18 Temmuz 2012 Çarşamba


İslamcı bir düşünürün şok tahlili 


Mustafa ÖZCAN/Dünya Bülteni/18.03.2011

Geçenlerde e-mail adresim üzerinden sorgulama kipinde garip bir mesaj aldım. Mesaj sahibi galiba kendi kendini vasi atayarak, Müslüman Kardeşler ve benzeri İslami hareketlerle alakalı içten analizlerimizden rahatsız olmuş ve İslami hareketlerin selametini bizi susturmakta buluyor. Herhalde biz yazmadıkça İslami hareketler sağlıklı kalacak! Bu tipler, hezimet dönemlerinde pek ortalıkta görünmezken, nedense güçlü görüntülü zamanlarda ortaya çıkarlar ve sonrasında yeniden gözden kaybolurlar. Biz mihnet dönemlerinde sıkıntı çekerken onlar sonrasında vekil olur. İslamcılar gündem kaçağı olduklarında bu arkadaşlar da Kaddafi’nin tabiriyle uykuya yatıyorlar. Ardından, son Arap Devriminde olduğu gibi hareket olduğunda ise mangalda kül bırakmıyor ve her şeyi kendilerine mal ediyorlar. Tanımadığım ve hiç bir derinliği olmayan bu zevatın irticali mesajlarını muhatap ve kaale almadım ama yine ısrarla ve sistematik bir biçimde rahatsız edici bir iki mesaj daha attılar.
İslamcıları eleştirmek neden rahatsız edici oluyor?
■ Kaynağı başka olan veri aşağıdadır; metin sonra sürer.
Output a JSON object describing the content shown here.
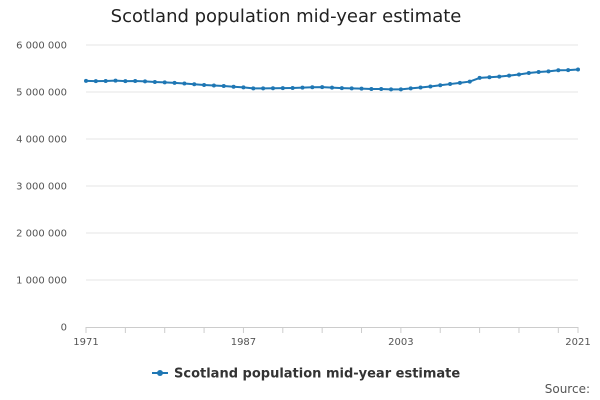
{
  "chart_data": {
    "type": "line",
    "title": "Scotland population mid-year estimate",
    "x_tick_labels": [
      "1971",
      "1987",
      "2003",
      "2021"
    ],
    "y_tick_labels": [
      "0",
      "1 000 000",
      "2 000 000",
      "3 000 000",
      "4 000 000",
      "5 000 000",
      "6 000 000"
    ],
    "ylim": [
      0,
      6000000
    ],
    "xlim": [
      1971,
      2021
    ],
    "grid": true,
    "legend_position": "bottom",
    "series": [
      {
        "name": "Scotland population mid-year estimate",
        "color": "#1f77b4",
        "x": [
          1971,
          1972,
          1973,
          1974,
          1975,
          1976,
          1977,
          1978,
          1979,
          1980,
          1981,
          1982,
          1983,
          1984,
          1985,
          1986,
          1987,
          1988,
          1989,
          1990,
          1991,
          1992,
          1993,
          1994,
          1995,
          1996,
          1997,
          1998,
          1999,
          2000,
          2001,
          2002,
          2003,
          2004,
          2005,
          2006,
          2007,
          2008,
          2009,
          2010,
          2011,
          2012,
          2013,
          2014,
          2015,
          2016,
          2017,
          2018,
          2019,
          2020,
          2021
        ],
        "values": [
          5236000,
          5231000,
          5234000,
          5241000,
          5232000,
          5233000,
          5226000,
          5212000,
          5204000,
          5194000,
          5180000,
          5165000,
          5148000,
          5139000,
          5128000,
          5112000,
          5099000,
          5077000,
          5078000,
          5081000,
          5083000,
          5086000,
          5092000,
          5102000,
          5104000,
          5092000,
          5083000,
          5077000,
          5072000,
          5063000,
          5064000,
          5055000,
          5057000,
          5078000,
          5095000,
          5117000,
          5144000,
          5169000,
          5194000,
          5222000,
          5299800,
          5313600,
          5327700,
          5347600,
          5373000,
          5404700,
          5424800,
          5438100,
          5463300,
          5466000,
          5479900
        ]
      }
    ]
  },
  "source_label": "Source:"
}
Kendi yanlışlarımızı tahlil ve bunlardan ders çıkarmak neden rahatsız edici olsun? Aksine bunlar bizim için içtimai bir muhasebe hatta yenilenme anımızdır. Bir defa böyle kendini bilmezlerin şunu bilmeleri gerekir: İslam Müslümanlardan ibaret değildir. İslam ruh ise Müslümanlık bedendir. Ruh çürümez ve beden ise çürür, yaşlanır ve yeniden toprak olur. Müslümanlar İslam’ın kendisi değildir ve yanlış yaptıkça tarih sahnesinden çekilir ve zamanla elenir ve yerlerini başka güçler ve asabiyetler alır. İslam aynı kalmakla birlikte Allah, Müslümanları yeniler ve bazılarını eler ve bazılarını da üstün kılar. Hüküm yed-i kudretindedir.
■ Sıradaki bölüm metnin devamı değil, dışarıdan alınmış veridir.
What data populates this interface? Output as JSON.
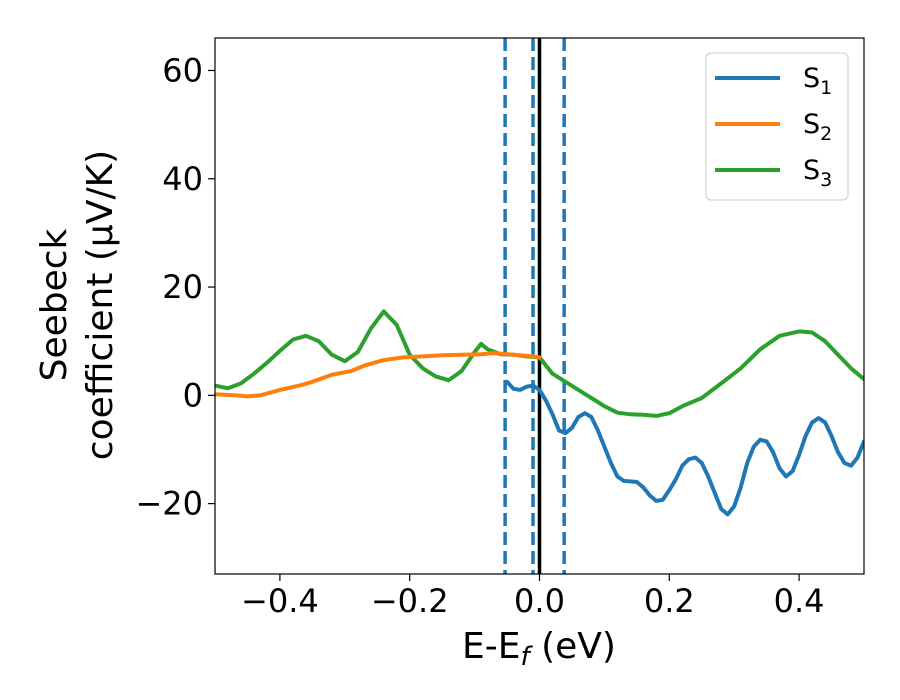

Şeytanla Adem Aleyhisselam’ın farkı, şeytanın kesinlikle geri adım atmaması ve suçunu üstlenmemesidir.  Müslüman ise Adem Aleyhisselam’ın yolunun varisidir ve tevbe ile kendisini yeniler. Suçunu ve kabahatini üstlenir. Yenilenmeyen ise kadavra olur. Tarih içinde din ile siyaset arasında bir ayrım olmuştur. Elbette zaman zaman bunun tamiri ve aradaki mesafenin kaldırıldığı dönemler de yaşanmıştır.  Tamir matlup iken bu tamiri mümkün kılan doğru yöntemdir.  İsabetli yöntemi bulamayanlar siyaset ile dinin arasını daha da açar.
*
İdeolojileri ayakta tutan adalettir.  Adaletin ideolojiden ayrılması ideolojiyi de yıkar. Adaletin kalmadığı yerde ideoloji güce mahkum olur ve inhiraf eder. Felsefesi mugalata haline gelir. Adaletin temini ise düşmanı alt etmekle olmaz bilakis gücünü ve kendini frenlemekle mümkün olur. Maalesef bu hususlarda İslamcılık deneyimleri neredeyse dibe vurmuştur. Bundan dolayı son dönemlerde İslamcılık tümden olmasa bile en azından bazı İslamcılar veya İslami hareketler çözümün değil sorunun bir parçası haline gelmiştir. Zira oturduğu zemin yanlıştır. Yanlış zemin ise doğru üretmez.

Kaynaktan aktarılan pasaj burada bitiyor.